While Martin determined that IRS regulations would not prevent such actions, Snyder says that he also found they "wouldn't pass the smell test on the prudence standard of an IRA." Offshore bank CDs are not regulated or registered in the U.S., and Snyder says that after Martin and Jones Walker balked, SFG fired them. (Jones Walker is not named as a defendant in the plaintiffs' complaint; Alvarado resigned from SFG in February 2009.)
In 2001, according to the complaint, Adams and Reese began doing work for Stanford and gave their blessing to his trust company. Six years later--at a point when that trust company had come under regulatory scrutiny in Louisiana--the firm blessed the Stanford initiative a second time, according to the complaint. Employee benefits partner Robert Schmidt and banking and finance partner James Austin in Baton Rouge are identified in the complaint as the Adams & Reese lawyers who worked on the Stanford matter. Neither immediately responded to requests for comment, nor did a firm spokeswoman.
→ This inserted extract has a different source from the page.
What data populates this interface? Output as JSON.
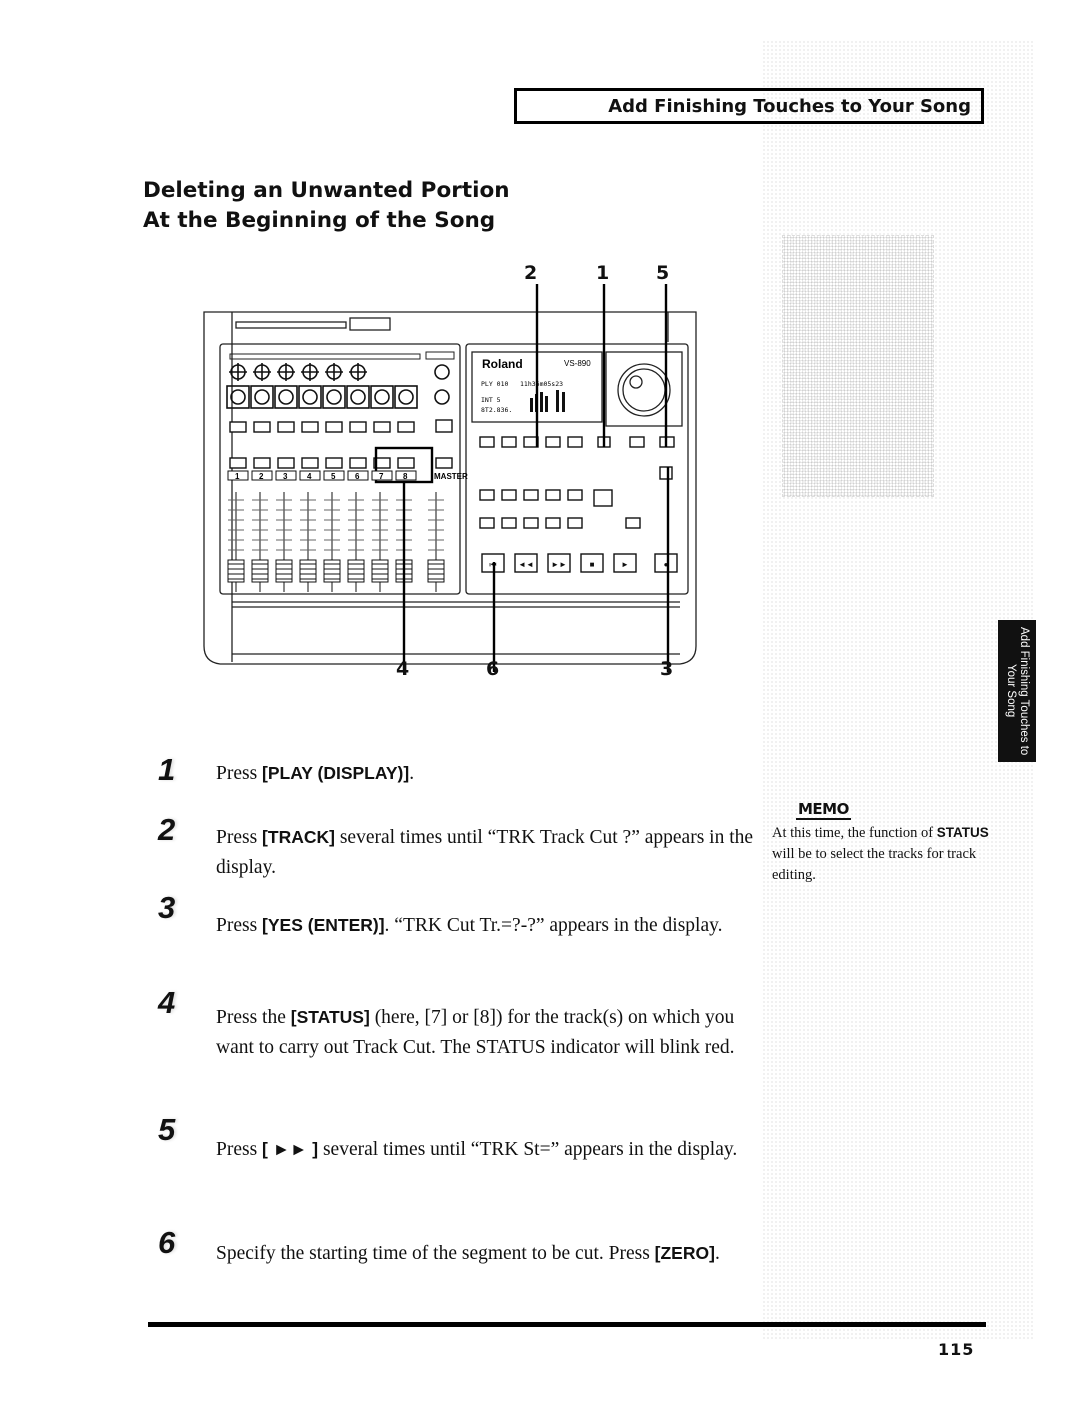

"What's missing in their legal opinion where they tell Stanford, 'Yeah, this is totally legitimate, you can do this,' is the little extra caution that Jones Walker added saying, 'Technically you might be able to do this, but you shouldn't," Snyder says. "So in our view, Adams and Reese blessed this business practice and model, which ended up being a complete Ponzi scheme."
Stanford plaintiffs represented by Snyder are seeking at least $300 million in compensatory damages and punitive damages in the suit against Adams & Reese, which also names the Breazeale firm and a litigation partner in its Baton Rouge office, Claude Reynaud, Jr., as defendants.
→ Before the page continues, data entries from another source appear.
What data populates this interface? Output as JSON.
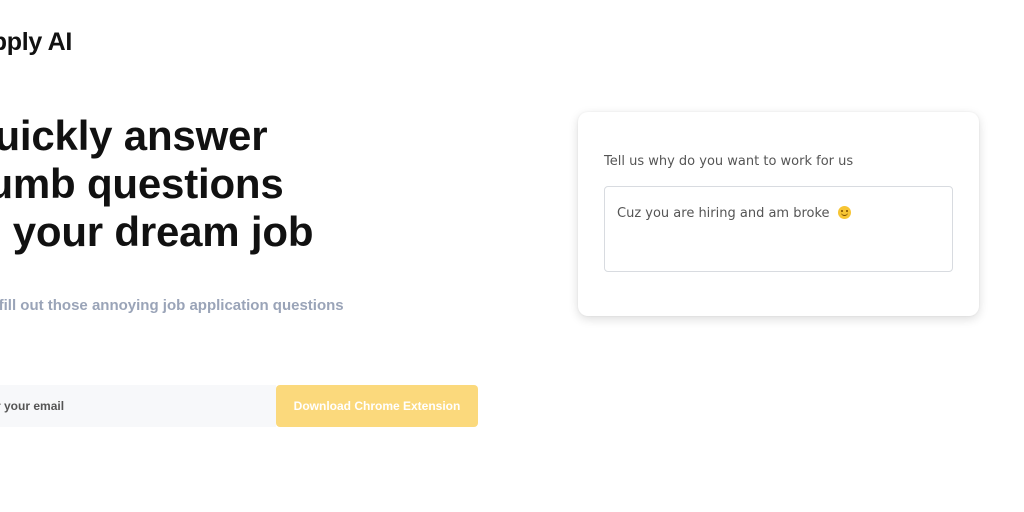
{
  "brand": {
    "name": "Apply AI"
  },
  "hero": {
    "headline_lines": [
      "Quickly answer",
      "dumb questions",
      "to your dream job"
    ],
    "subtitle": "Use Ai to fill out those annoying job application questions"
  },
  "signup": {
    "email_placeholder": "Enter your email",
    "email_value": "",
    "download_label": "Download Chrome Extension",
    "button_color": "#fbd97c"
  },
  "example_card": {
    "question": "Tell us why do you want to work for us",
    "answer": "Cuz you are hiring and am broke",
    "answer_icon": "smiling-face-emoji"
  }
}
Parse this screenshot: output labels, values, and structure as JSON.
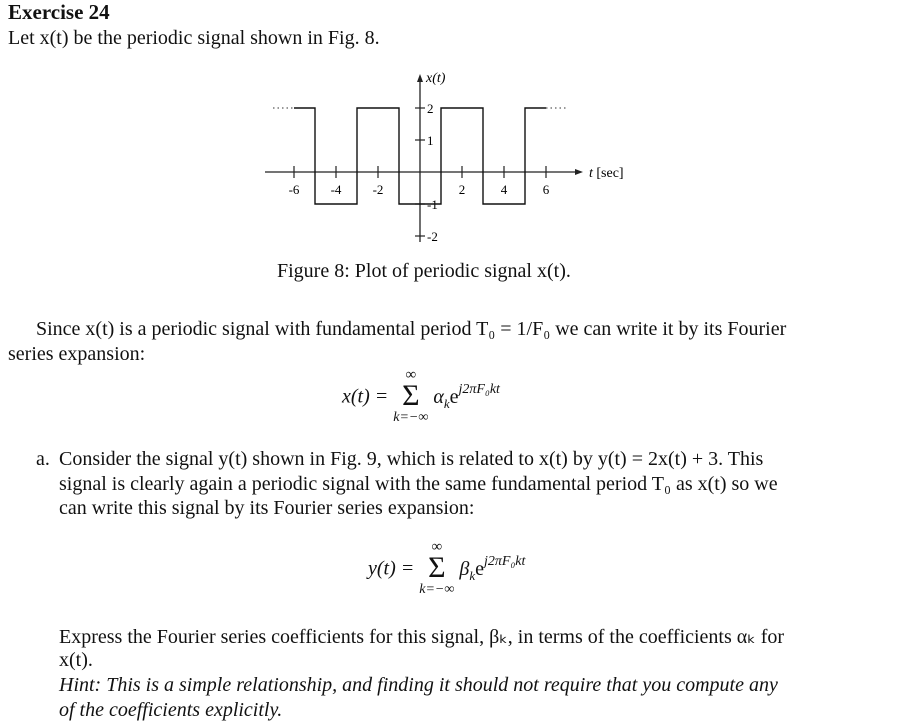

In addition to Snyder from Castillo Snyder, other lawyers representing the putative plaintiffs class include Peter Morgenstern of New York's Morgenstern & Blue and Douglas Buncher and Nicholas Foley of Dallas's Neligan Foley.
The name of another Am Law 100 partner does appear in the plaintiffs' complaint, but not as a defendant. Former Greenberg Traurig partner Carlos Loumiet, who once served as lead outside counsel to Stanford entities in the United States, is cited in the context of recounting the history of Stanford's businesses.
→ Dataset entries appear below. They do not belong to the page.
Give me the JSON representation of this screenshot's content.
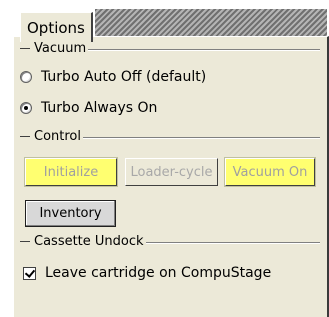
{
  "tab": {
    "label": "Options"
  },
  "vacuum": {
    "heading": "Vacuum",
    "options": [
      {
        "label": "Turbo Auto Off (default)",
        "selected": false
      },
      {
        "label": "Turbo Always On",
        "selected": true
      }
    ]
  },
  "control": {
    "heading": "Control",
    "buttons": {
      "initialize": "Initialize",
      "loader_cycle": "Loader-cycle",
      "vacuum_on": "Vacuum On",
      "inventory": "Inventory"
    }
  },
  "cassette": {
    "heading": "Cassette Undock",
    "leave_cartridge": {
      "label": "Leave cartridge on CompuStage",
      "checked": true
    }
  },
  "colors": {
    "panel": "#ece9d8",
    "yellow_button": "#ffff70",
    "tab_stripe_dark": "#707070",
    "tab_stripe_light": "#b4b4b4"
  }
}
Contacted Friday by The Am Law Daily, Loumiet and Greenberg Traurig declined to comment on the suit or on the firm's work for Stanford; click here and here for previous posts on Loumiet and Greenberg Traurig.
Snyder declined to comment specifically on the reasons for mentioning Loumiet, who joined Hunton & Williams in 2001, and Greenberg Traurig in the complaint. He did say that he plans to continue filing civil suits on behalf of Stanford plaintiffs', noting that the recent flurry of litigation is tied to the two-year anniversary of the SEC's charges against Stanford and SFG.
"We were trying to get in under a two-year statute of limitations, but there are three- and four-year limitation periods as well," Snyder says. "And we are looking at other defendants that are not urgent right now."
As for Adams and Reese, the firm did get some good news this week. A client of the firm's Nashville office, country music group Lady Antebellum, won five Grammy Awards on February 14.